5

1.9K 396 21
                                        

"Apa kau tidak punya soju atau bir?"

Seokjin terdiam menatap Namjoon, kemudian menggeleng setelah dua menit hanya menatap. "Soju tidak baik untukmu, Tuan. Mau kuberikan sesuatu yang manis dan hangat?" Suaranya ramah sekali pun dia pandai bagaimana mengontrol ekspresinya yang tadi terkejut mendengar permintaan pelanggan setianya.

Namjoon lagi-lagi datang ke Magic Shop, dan lagi-lagi tidak tahu kenapa setiap menyalakan mobil tangannya akan menuntun kendaraaanya menuju tempat ini.
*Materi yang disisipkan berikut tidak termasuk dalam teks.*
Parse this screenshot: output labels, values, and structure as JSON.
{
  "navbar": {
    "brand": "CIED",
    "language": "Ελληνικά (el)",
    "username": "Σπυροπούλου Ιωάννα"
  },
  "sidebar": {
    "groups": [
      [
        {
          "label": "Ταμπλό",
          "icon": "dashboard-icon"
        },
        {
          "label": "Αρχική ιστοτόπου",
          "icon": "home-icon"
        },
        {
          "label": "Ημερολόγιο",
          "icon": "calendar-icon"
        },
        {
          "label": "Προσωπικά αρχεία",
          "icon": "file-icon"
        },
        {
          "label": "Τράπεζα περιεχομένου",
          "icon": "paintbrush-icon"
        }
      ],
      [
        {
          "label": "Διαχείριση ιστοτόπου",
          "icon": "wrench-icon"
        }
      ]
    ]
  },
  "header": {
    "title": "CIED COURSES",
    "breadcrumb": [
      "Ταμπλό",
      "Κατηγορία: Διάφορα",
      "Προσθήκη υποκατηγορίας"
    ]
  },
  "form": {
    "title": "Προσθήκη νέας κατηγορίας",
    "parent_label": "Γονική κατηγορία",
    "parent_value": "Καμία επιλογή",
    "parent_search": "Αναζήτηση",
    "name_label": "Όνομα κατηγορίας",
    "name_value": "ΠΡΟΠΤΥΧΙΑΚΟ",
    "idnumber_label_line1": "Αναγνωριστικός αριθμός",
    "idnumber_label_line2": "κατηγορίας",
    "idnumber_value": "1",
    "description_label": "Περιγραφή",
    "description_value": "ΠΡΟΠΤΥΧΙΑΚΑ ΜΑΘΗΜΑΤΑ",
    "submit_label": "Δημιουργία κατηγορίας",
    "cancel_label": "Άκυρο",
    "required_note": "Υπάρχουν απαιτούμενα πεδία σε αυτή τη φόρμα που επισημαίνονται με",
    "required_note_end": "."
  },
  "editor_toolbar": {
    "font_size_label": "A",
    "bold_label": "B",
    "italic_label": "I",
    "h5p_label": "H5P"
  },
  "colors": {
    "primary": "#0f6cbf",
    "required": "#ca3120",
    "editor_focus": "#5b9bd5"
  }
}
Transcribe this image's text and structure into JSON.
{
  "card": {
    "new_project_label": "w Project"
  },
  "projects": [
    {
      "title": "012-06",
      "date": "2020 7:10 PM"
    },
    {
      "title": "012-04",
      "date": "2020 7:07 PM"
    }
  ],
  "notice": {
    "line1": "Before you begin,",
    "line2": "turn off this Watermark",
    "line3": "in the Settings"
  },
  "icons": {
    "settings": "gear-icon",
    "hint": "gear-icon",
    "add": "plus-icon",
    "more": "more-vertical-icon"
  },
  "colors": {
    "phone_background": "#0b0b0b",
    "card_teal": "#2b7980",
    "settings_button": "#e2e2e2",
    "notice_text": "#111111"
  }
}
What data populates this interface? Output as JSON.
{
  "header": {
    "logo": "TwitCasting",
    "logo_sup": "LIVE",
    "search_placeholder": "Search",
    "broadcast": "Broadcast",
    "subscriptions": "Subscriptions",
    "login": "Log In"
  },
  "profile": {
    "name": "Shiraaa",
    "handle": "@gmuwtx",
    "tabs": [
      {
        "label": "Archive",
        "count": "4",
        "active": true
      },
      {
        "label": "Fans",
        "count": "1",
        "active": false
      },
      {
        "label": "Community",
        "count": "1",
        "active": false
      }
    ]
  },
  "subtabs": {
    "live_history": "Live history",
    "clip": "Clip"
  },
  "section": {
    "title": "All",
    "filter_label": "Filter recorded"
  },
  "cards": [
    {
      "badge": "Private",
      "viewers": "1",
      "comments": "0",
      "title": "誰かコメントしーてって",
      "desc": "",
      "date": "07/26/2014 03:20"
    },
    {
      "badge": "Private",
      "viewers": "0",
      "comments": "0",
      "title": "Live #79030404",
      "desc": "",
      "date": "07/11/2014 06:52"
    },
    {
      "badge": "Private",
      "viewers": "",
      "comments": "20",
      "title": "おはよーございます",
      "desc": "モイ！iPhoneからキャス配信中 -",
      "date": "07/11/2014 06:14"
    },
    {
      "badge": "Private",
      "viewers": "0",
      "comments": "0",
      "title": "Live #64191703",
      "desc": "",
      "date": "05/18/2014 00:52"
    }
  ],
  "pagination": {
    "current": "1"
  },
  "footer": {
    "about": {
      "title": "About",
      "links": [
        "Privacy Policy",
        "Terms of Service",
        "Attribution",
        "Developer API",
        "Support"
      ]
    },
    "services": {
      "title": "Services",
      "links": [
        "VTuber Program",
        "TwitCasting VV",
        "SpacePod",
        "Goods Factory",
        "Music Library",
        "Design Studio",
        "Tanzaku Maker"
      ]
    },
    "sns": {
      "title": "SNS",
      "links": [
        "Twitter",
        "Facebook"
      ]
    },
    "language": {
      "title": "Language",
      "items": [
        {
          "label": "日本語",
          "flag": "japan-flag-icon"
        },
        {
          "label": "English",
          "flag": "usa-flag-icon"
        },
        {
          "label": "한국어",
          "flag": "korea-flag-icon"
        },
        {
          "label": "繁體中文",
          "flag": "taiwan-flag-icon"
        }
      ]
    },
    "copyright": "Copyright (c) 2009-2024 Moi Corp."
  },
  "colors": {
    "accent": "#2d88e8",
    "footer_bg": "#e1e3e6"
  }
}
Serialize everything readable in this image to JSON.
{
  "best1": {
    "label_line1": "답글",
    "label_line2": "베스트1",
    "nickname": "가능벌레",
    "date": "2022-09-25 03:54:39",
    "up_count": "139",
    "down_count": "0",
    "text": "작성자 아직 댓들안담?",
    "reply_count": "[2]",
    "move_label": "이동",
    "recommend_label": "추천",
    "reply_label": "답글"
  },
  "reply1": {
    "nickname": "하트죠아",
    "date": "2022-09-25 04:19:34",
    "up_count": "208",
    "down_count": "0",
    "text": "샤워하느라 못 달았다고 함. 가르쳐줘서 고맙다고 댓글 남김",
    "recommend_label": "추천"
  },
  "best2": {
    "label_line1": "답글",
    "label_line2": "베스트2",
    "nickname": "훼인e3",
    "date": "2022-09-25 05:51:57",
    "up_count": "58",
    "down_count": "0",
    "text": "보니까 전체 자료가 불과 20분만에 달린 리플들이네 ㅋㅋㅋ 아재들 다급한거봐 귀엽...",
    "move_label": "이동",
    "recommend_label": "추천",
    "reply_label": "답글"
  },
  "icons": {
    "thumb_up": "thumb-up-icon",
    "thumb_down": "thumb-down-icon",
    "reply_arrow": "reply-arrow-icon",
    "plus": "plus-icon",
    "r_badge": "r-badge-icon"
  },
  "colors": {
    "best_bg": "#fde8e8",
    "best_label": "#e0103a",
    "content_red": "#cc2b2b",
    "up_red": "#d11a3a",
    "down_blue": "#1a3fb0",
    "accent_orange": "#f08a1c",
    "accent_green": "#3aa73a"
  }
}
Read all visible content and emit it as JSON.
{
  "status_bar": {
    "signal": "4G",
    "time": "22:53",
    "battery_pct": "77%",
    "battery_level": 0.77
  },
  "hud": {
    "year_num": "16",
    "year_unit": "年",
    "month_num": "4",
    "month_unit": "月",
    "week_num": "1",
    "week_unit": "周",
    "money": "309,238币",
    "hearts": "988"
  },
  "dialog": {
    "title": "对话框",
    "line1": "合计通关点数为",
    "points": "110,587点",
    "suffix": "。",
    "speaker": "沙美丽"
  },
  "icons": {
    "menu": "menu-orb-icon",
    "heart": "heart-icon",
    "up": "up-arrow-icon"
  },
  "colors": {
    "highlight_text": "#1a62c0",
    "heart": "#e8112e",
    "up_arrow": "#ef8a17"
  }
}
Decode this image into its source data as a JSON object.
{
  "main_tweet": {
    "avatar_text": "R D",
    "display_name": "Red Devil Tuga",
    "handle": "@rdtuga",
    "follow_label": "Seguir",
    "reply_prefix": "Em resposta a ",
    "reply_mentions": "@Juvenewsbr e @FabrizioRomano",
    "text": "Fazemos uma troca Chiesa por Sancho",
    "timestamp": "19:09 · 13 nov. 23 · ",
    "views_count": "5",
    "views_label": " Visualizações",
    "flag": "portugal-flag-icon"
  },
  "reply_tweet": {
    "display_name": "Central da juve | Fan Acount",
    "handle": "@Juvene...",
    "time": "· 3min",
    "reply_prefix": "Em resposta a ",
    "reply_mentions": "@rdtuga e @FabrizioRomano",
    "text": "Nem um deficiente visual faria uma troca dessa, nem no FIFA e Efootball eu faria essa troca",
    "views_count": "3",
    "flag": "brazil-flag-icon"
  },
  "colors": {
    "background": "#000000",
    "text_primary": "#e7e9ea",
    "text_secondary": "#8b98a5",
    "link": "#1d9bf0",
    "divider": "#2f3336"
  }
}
Kini dia sedang mengeluh tak tentu arah dengan tangan terlipat di atas meja bar. Sementara si pemilik cafe berada di balik meja bar, sedang menyiapkan sesuatu untuk Namjoon.

"Aku ingin soju," keluh Namjoon sembari menaruh sebelah pipinya di atas lengan yang terlipat di atas meja. "Di saat seperti ini aku butuh sesuatu yang memabukkan."

Seokjin lantas tersenyum di balik punggungnya sembari meracik suatu minuman. Kemudian dia berbalik dan menaruh secangkir minuman dengan cangkir cantik berwarna hijau seperti batu giok. Wanginya begitu menarik perhatian hidung Namjoon dan membuat pria itu menggerakkan kepalanya dan menatap cangkir itu penuh minat.

"Pernah minum teh dengan alkohol?"

"Kau menambahkannya dengan alkohol ya?" tanya Namjoon terkesima begitu mencoba minumannya. "Aku suka rasanya."

"Itu Chamomile Tea dengan Gin. Kuharap anda bisa kembali segar setelah meminum ini." Seokjin tersenyum lembut dan membuat pipinya terangkat manis, khas dirinya.

Duh, sudah berapa lama Namjoon tak lihat senyum itu? Rasanya rindu.

"Aku tidak bisa tidur dua hari ini," ujar Namjoon lesu sembari menaruh cangkirnya kembali ke atas tatakan piringnya.

"Bagaimana dengan pertemuannya?" tanya Seokjin penasaran.

"Aku tidak datang. Aku demam setelah berbicara dengan Haye. Wanita itu terlalu blak-blakan. Aku jadi kaget," jawab Namjoon mengeluh kesal.

Setelah bicara empat mata dengan Haye, Namjoon mendadak tidak enak badan. Entah mungkin karena angin dingin yang terlalu senang menerpa tubuhnya, atau akibat karena terlalu serius memikirkan kata-kata Haye. Dia merasa ada yang salah dengan rencana wanita itu. Haye terlalu percaya diri ketika menyodorkan perusahaannya sebagai 'senjata' untuk menjatuhkan ayahnya yang dia anggap licik. Hasilnya, Namjoon tak bisa hadir ke makan malam--yang katanya terakhir--di hari berikutnya. Dan sekarang Namjoon tak tahu kapan dia harus menghadiri makan malam memuakkan itu lagi.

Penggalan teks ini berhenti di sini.